Is Digital Performer the best DAW for film scoring?


----------



## d.healey (Feb 4, 2019)

Define "best".


----------



## TrondB (Feb 4, 2019)

People here are usually Logic or Cubase so you'll probably get a lot of "no 'this daw' is the best" and so on. 
I use DP. It's the best for me. It's not as difficult as people say it is to learn. I spent a weekend going through the manual and now I can do everything I need it to do, which is film scoring.


----------



## Aleela (Feb 4, 2019)

d.healey said:


> Define "best".


"Best" in reference to film scoring features


----------



## d.healey (Feb 4, 2019)

Aleela said:


> "Best" in reference to film scoring features


Pretty much all DAWs have all the basic requirements for scoring a film - MIDI input, VST audio output, video/audio synchronisation. The thing that makes the difference is how well you can work with a particular program. Danny Elfman used to (might still) use DP, Hans Zimmer uses Cubase, John Williams uses a pencil. Find what works best for you.


----------



## Piano Pete (Feb 4, 2019)

As the others have mentioned, it really comes down to personal taste as to what DAW you use. It really does not have an impact on your ability to work in the industry to use one or the other, unless you are assisting or collaborating with someone using specific software. In that case, you use whatever you need to in order to complete the job. 

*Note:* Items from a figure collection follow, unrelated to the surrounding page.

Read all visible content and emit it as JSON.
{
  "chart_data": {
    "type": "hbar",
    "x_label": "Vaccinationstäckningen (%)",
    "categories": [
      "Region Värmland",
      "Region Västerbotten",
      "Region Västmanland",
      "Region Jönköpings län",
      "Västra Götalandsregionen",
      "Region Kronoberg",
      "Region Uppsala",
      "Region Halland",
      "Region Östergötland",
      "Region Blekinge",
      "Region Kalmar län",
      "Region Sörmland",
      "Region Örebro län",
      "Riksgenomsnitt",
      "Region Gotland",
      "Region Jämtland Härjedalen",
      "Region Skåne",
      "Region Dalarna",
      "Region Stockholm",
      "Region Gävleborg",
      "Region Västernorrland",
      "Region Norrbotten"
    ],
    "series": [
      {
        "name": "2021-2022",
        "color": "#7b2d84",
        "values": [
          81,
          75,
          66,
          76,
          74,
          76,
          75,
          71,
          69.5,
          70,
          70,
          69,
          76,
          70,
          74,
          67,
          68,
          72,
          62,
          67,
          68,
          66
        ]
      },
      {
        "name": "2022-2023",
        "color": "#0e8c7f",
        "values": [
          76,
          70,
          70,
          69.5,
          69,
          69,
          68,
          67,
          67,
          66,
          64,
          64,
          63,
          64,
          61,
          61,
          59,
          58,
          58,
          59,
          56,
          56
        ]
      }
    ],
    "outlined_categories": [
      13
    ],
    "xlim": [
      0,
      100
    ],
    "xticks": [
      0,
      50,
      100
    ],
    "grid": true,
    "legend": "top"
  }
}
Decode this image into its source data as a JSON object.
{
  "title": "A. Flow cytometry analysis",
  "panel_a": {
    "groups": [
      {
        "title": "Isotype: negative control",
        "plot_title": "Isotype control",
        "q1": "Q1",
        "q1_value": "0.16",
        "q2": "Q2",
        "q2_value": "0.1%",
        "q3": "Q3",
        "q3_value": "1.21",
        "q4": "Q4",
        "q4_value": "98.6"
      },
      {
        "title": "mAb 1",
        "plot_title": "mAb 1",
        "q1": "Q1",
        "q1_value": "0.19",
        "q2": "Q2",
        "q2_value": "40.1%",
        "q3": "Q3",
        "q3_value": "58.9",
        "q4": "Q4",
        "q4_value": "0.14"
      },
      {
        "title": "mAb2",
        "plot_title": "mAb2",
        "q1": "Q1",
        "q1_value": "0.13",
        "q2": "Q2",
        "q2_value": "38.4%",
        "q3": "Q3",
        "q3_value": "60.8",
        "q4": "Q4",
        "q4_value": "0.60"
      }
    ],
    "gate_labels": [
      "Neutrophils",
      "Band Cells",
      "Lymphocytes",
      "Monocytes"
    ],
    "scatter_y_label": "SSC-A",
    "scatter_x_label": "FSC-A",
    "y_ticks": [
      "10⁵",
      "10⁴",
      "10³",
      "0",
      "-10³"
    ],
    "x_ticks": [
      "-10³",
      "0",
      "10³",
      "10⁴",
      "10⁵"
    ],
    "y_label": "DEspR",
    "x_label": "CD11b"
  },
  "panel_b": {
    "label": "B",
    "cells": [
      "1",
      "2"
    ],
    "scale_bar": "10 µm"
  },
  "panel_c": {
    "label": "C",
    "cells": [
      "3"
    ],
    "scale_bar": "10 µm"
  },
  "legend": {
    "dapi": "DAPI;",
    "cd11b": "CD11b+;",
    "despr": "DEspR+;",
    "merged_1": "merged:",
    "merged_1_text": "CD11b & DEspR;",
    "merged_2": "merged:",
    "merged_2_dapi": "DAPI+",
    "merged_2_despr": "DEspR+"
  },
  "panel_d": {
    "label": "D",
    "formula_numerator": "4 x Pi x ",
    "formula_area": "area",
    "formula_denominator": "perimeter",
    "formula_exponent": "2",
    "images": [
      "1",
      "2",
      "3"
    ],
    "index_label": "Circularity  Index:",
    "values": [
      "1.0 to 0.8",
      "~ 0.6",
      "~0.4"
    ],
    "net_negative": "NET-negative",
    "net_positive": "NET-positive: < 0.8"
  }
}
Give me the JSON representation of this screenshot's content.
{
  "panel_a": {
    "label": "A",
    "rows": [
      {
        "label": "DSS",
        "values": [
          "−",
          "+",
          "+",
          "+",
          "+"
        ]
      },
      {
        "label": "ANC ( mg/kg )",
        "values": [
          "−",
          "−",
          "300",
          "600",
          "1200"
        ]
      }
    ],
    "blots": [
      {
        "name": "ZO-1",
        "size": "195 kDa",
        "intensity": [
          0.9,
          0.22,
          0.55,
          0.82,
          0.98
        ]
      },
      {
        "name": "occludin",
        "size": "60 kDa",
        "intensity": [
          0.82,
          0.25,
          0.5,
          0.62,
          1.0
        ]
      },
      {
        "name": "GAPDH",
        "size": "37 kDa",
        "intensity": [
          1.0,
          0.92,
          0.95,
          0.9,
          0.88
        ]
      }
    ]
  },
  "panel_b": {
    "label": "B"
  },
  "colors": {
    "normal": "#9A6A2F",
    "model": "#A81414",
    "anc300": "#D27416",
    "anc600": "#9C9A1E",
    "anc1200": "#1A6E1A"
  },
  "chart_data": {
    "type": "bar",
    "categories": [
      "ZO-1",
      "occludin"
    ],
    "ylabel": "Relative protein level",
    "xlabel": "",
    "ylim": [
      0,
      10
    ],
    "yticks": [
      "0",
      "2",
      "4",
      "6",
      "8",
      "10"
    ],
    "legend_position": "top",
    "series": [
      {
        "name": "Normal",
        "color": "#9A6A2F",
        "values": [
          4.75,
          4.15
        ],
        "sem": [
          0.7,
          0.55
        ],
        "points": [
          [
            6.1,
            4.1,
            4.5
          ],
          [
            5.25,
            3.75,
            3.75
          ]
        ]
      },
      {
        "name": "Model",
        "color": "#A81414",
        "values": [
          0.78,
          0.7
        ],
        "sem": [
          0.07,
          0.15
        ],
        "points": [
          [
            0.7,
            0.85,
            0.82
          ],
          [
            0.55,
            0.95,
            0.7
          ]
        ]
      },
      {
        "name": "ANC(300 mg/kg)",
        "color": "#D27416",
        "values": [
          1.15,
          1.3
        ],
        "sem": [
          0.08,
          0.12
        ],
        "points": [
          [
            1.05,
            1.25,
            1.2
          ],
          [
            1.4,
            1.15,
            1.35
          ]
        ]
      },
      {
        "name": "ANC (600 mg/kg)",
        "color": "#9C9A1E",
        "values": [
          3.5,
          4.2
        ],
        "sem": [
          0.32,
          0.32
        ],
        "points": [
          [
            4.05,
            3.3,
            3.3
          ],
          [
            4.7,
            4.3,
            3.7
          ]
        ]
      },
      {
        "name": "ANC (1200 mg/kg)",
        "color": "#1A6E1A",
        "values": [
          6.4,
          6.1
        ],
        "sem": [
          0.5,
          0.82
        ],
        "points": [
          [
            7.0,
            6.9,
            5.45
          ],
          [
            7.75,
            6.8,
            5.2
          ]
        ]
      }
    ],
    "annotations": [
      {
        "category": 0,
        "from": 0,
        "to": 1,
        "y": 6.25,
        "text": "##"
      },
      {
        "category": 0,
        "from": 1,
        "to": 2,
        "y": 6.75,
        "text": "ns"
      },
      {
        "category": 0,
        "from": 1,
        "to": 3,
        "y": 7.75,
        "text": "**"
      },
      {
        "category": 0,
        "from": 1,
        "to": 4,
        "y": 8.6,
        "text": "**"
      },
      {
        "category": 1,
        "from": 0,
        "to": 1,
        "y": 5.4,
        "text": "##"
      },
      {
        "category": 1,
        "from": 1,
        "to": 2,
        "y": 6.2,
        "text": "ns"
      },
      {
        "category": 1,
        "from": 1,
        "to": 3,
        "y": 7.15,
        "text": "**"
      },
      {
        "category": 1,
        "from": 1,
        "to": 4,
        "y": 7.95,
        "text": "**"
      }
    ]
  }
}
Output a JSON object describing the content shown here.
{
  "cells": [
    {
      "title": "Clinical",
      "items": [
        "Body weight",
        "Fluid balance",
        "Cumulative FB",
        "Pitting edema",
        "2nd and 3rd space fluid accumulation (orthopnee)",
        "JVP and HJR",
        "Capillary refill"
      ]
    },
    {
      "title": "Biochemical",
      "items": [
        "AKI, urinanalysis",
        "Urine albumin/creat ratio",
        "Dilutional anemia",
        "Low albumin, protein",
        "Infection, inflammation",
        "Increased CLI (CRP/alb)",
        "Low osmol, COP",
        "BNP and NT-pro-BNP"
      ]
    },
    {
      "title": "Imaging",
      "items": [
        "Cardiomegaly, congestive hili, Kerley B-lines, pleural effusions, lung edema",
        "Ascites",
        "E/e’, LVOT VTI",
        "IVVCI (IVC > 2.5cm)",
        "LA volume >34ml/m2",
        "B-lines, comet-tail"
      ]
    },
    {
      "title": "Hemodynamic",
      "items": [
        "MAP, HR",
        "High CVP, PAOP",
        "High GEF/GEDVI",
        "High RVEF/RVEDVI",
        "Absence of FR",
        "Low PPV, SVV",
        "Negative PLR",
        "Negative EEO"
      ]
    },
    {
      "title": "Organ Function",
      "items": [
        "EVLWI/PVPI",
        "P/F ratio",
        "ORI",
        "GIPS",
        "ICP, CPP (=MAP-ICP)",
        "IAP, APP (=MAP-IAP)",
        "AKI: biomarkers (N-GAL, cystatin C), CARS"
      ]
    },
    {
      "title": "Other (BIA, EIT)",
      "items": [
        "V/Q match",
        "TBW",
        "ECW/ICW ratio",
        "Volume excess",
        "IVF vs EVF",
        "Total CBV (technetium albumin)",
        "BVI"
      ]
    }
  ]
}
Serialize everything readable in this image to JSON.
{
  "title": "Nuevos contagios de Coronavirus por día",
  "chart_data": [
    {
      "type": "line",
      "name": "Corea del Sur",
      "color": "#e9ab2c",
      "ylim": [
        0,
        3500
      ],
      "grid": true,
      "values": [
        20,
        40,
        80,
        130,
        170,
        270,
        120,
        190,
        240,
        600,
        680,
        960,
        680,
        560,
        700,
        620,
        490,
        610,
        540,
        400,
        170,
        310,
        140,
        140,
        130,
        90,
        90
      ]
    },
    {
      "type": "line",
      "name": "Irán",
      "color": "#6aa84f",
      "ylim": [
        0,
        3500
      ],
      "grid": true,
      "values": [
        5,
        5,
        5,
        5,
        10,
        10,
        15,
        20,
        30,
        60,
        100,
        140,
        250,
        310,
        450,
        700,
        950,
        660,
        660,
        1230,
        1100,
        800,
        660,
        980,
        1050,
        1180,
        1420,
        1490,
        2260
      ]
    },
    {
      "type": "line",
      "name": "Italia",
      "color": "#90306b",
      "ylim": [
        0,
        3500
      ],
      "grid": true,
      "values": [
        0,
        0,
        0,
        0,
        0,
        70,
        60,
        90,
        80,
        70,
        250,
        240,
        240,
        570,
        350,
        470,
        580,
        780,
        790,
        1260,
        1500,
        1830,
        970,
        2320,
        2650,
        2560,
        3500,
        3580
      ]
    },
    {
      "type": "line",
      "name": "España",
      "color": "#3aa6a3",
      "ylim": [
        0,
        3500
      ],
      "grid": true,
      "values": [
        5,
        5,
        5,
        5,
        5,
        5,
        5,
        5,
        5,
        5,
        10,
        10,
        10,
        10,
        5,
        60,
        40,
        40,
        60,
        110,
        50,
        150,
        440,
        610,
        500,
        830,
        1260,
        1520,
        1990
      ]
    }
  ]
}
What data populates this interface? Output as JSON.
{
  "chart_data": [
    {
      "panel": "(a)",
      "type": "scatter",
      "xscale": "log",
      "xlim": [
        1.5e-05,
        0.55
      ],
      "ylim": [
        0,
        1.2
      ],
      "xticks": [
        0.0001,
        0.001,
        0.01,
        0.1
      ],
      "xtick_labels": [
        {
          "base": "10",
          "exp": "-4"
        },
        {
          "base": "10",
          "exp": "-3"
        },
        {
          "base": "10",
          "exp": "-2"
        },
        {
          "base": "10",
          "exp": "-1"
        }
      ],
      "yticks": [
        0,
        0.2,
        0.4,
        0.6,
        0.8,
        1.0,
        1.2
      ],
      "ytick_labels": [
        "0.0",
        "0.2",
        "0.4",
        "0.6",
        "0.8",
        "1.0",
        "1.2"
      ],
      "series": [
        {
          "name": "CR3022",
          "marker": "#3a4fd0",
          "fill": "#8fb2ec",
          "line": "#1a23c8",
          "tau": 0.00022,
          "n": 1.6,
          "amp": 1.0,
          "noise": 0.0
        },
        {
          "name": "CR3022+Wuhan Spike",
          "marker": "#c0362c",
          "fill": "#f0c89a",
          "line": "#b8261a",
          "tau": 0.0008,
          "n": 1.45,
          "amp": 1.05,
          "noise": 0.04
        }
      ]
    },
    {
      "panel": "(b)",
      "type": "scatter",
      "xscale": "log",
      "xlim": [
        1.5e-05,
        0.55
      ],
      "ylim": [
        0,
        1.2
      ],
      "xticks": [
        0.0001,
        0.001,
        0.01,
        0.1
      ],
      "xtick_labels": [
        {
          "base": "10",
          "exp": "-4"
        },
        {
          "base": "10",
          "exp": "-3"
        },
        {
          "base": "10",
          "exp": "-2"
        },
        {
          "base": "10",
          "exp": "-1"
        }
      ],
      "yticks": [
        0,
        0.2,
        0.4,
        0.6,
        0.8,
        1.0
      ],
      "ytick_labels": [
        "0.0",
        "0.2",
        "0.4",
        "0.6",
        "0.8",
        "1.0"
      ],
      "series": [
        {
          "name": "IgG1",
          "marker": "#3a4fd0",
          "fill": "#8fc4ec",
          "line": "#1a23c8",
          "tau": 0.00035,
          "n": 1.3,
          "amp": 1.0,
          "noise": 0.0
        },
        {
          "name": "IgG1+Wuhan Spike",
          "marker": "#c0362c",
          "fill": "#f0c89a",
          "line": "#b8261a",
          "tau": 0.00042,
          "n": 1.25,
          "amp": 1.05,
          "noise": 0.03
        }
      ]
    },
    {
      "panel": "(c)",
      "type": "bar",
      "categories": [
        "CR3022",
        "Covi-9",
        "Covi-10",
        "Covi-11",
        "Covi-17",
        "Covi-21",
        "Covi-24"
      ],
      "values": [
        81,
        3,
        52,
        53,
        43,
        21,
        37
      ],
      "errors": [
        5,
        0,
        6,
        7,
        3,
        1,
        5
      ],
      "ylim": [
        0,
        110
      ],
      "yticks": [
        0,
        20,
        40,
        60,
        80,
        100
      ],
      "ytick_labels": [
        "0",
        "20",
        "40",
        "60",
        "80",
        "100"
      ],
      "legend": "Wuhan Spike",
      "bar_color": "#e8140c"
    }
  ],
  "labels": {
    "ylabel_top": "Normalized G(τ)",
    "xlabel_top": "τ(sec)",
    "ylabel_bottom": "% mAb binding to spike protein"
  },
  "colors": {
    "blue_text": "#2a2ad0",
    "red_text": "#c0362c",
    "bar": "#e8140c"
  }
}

I know people of people who use DP in the industry. If it speaks to you and it fits your workflow, use it. Heck, I know people who work exclusively in Fruityloops and Ableton, and those are not really the first go-to's one thinks of for filmscoring, but they work equally as well.


----------



## Farkle (Feb 4, 2019)

Aleela said:


> Is Digital Performer the best DAW for film scoring?



How do you film score? Do you use punches and streamers? Do you time out scenes, and know how to use a click book? If so, then DP has tools that are very useful for you. Or, do you cut and paste, more like a music editor? In that case... other daws do that equally as well.


----------



## OLB (Feb 4, 2019)

There is no 'best' DAW. I use DP as well and also for me it's the best. Cubase, Logic, Pro Tools, they are all fantastic.

Digital Performer usually doesn't get all the attention but many A-list composers use it. Dario Marianelli, Danny Elfman, Alexander Desplat, Ludwig Goransson, Michael Giacchino, Marco Bertrami, Carter Burwell, Garry Schyman. List goes on. 

Best 'scoring feature' for me would be *Chunks*. Chunks enable you to have all the cues in one project file. All with their own starting timecode starts.


----------



## stigc56 (Feb 4, 2019)

I would say that you could deserve a better answer 
I have been using Cubase, Logic and DP and they all have their pros and cons.
Cubase hase VST expression maps, Logic has a similar system, DP lacks in this area, but I think the chunks in DP is a really big advantage, because so much about computers (DAWs) is about reusing stuff, and chunks are all about that.
In Cubase it's an absolute drag so get to use material from one project in another. Loops and sounds is fine, but when you like me work a lot with the same instrument collection (a band) for a show, you will fine tune mixes and EQ's on the tracks that are involved as the process goes by, and in the end you have created the perfect sound for your Scarbee Rhodes ex. Imagine now you have all the cues for the show in the same project and how easy it would be to mix the final version of all the songs, with this final balanced template.
That is difficult in Cubase, a lot easier in Logic!
There are so many things that differentiate DAWs from each other, so the best would be to try them out, watch a lot of videos and read the manuals.


----------



## jamwerks (Feb 4, 2019)

One time DP user here (now on Cubase). I'd say DP is less advanced in articulation management than Logic or Cubase But for a lot of people that's not that important!


----------



## Hellfiremusic (May 3, 2019)

As you can see, I hardly ever get involved, but as someone who has used Cubase for over 10 years, then Logic for over 10 years and finally DP for the last few, I can say that the chunks feature in DP is awesome - when working with 20-30 different cues for a film, all with numerous re-writes, to be able to select any cue (and duplicate it if required) almost instantly is fantastic and saves lots of time. I also keep all my VIs in the chunks window so I can access them from every cue - this is now possible using VEP with other DAWs so is not quite the issue it was, (although I also use VEP in the chunks window linking to slave computers for big instrumental templates).
DP is not as intuitive as Logic or Cubase, and it is sometimes time consuming to find out how to do simple things!! Logic plug-ins are great, whereas DP plug-ins feel about 10 years out of date and they could do with making them more user friendly!! So I put up with the downside of DP purely for the great "Chunks" feature. If I was not working to picture, I would have stuck with Logic (or Cubase) as both are fantastic DAWs.


----------